Out-Law / Your Daily Need-To-Know

The European Commission is considering rules that would increase internet privacy and has proposed the banning of spam, or unsolicited commercial e-mail. The proposal is to extend certain existing rules of data protection to unsolicited e-mail and mobiles.

An E-commerce Directive was passed on 4th May 2000 but is not yet in force in Member States, which have until January 2002 to implement its provisions in their domestic laws.
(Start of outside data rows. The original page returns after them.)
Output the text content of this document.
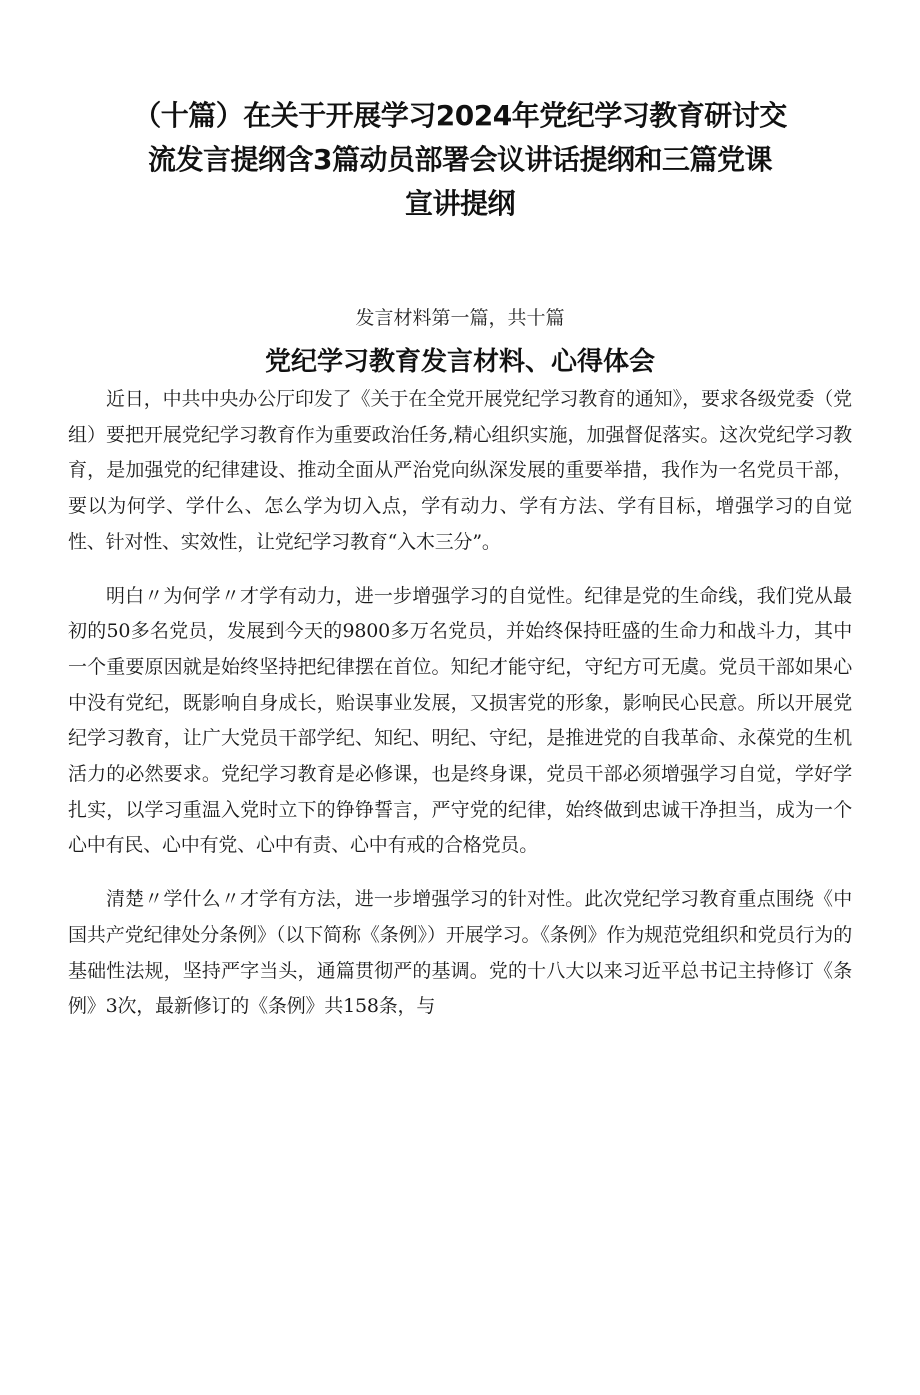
（十篇）在关于开展学习2024年党纪学习教育研讨交
流发言提纲含3篇动员部署会议讲话提纲和三篇党课
宣讲提纲
发言材料第一篇，共十篇
党纪学习教育发言材料、心得体会

近日，中共中央办公厅印发了《关于在全党开展党纪学习教育的通知》，要求各级党委（党组）要把开展党纪学习教育作为重要政治任务,精心组织实施，加强督促落实。这次党纪学习教育，是加强党的纪律建设、推动全面从严治党向纵深发展的重要举措，我作为一名党员干部，要以为何学、学什么、怎么学为切入点，学有动力、学有方法、学有目标，增强学习的自觉性、针对性、实效性，让党纪学习教育“入木三分”。

明白〃为何学〃才学有动力，进一步增强学习的自觉性。纪律是党的生命线，我们党从最初的50多名党员，发展到今天的9800多万名党员，并始终保持旺盛的生命力和战斗力，其中一个重要原因就是始终坚持把纪律摆在首位。知纪才能守纪，守纪方可无虞。党员干部如果心中没有党纪，既影响自身成长，贻误事业发展，又损害党的形象，影响民心民意。所以开展党纪学习教育，让广大党员干部学纪、知纪、明纪、守纪，是推进党的自我革命、永葆党的生机活力的必然要求。党纪学习教育是必修课，也是终身课，党员干部必须增强学习自觉，学好学扎实，以学习重温入党时立下的铮铮誓言，严守党的纪律，始终做到忠诚干净担当，成为一个心中有民、心中有党、心中有责、心中有戒的合格党员。

清楚〃学什么〃才学有方法，进一步增强学习的针对性。此次党纪学习教育重点围绕《中国共产党纪律处分条例》（以下简称《条例》）开展学习。《条例》作为规范党组织和党员行为的基础性法规，坚持严字当头，通篇贯彻严的基调。党的十八大以来习近平总书记主持修订《条例》3次，最新修订的《条例》共158条，与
Under this law, unsolicited commercial e-mail must be clearly and unequivocally identifiable as such as soon as received by the recipient, i.e. in the header of the e-mail.

The new proposal goes further, saying that companies must not send spam to an e-mail address unless the owner of that address has opted-in to receive such communications.

Information Society Commissioner Erkki Liikanen acknowledged that opting-out of e-mailing lists is often difficult, adding that the problems of how to enforce an opt-in approach still need to be addressed.

Although the US does not have a blanket ban on e-mail spam, there is a bill in Congress which would make it a criminal act to send a solicitation to a mobile phone or other wireless device without the owner’s express permission, i.e. unless they opt-in.

Another bill in the US seeks to ban traditional spam, but its progress through the legislature has been delayed by First Amendment (freedom of speech) concerns. Instead, the US courts have looked at the harm caused by spam, such as the cost of the transmissions to ISPs, to find the senders liable under other laws.